Durante o período eleitoral, Ishida postou um vídeo nas redes sociais justificando sua postura política: “Sou contra políticas de imigração. O motivo é que, primeiramente, o Japão é uma nação de etnia única”.
A fala gerou repercussão negativa imediata, sendo classificada por especialistas e grupos de direitos humanos como discriminatória. Historicamente, esse tipo de retórica é criticado por negar a existência do povo indígena Ainu — reconhecido oficialmente como nativo por lei em 2019 — e de residentes com raízes na Península Coreana, Taiwan e outros países.

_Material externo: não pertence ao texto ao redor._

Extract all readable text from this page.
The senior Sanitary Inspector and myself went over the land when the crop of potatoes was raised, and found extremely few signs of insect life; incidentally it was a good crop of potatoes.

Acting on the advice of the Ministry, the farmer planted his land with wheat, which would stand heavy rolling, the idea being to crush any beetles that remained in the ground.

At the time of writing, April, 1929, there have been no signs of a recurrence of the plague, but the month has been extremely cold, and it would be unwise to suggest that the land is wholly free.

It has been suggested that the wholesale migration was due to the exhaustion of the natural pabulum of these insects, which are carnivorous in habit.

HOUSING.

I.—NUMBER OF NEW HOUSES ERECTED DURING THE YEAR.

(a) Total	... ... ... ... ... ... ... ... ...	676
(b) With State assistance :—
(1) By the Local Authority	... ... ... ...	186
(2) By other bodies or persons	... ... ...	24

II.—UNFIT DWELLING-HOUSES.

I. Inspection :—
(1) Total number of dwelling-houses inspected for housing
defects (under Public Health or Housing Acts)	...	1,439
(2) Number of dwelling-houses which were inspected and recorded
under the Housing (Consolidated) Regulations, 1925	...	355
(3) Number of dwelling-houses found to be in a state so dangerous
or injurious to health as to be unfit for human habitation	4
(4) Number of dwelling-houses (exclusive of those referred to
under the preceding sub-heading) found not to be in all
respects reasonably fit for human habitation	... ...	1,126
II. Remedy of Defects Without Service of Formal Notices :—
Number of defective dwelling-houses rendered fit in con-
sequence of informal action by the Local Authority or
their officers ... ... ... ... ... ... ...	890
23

Na segunda-feira (26), Ishida tentou contextualizar sua fala, alegando que o termo foi usado em um cenário de preocupação com a aceitação “desordenada” de trabalhadores estrangeiros. “Como não somos uma etnia completamente única, gostaria de corrigir firmemente esse ponto”, afirmou.
A professora Eriko Suzuki, da Universidade Kokushikan, rebateu a justificativa: “Negar a existência de pessoas com origens diversas que já estão no Japão é um problema distinto da política de aceitação de novos estrangeiros”.
Suzuki também destacou que Ishida recebeu apoio do partido Sanseito, conhecido pela plataforma “japoneses em primeiro lugar”, e teme que o discurso rigoroso contra imigrantes se torne uma estratégia eleitoral crescente em pleitos regionais.
A postura de Ishida, que é o mais jovem governador eleito no Japão, cria um paradoxo em Fukui. A província possui uma das maiores taxas de oferta de emprego do Japão e depende fortemente da mão de obra estrangeira para sustentar sua economia local.
Para atrair trabalhadores que geralmente preferem metrópoles como Tóquio, a província vinha investindo em programas inovadores, como o “Fukui Class”, que ensina o dialeto local e costumes da região a cuidadores de idosos estrangeiros antes mesmo de chegarem ao Japão.
“Existe o receio de que, sob um governador com visão negativa à aceitação de estrangeiros, esses orçamentos sejam cortados. Se isso ocorrer, os maiores prejudicados serão os próprios cidadãos da província, que perderão serviços essenciais”, alerta Suzuki.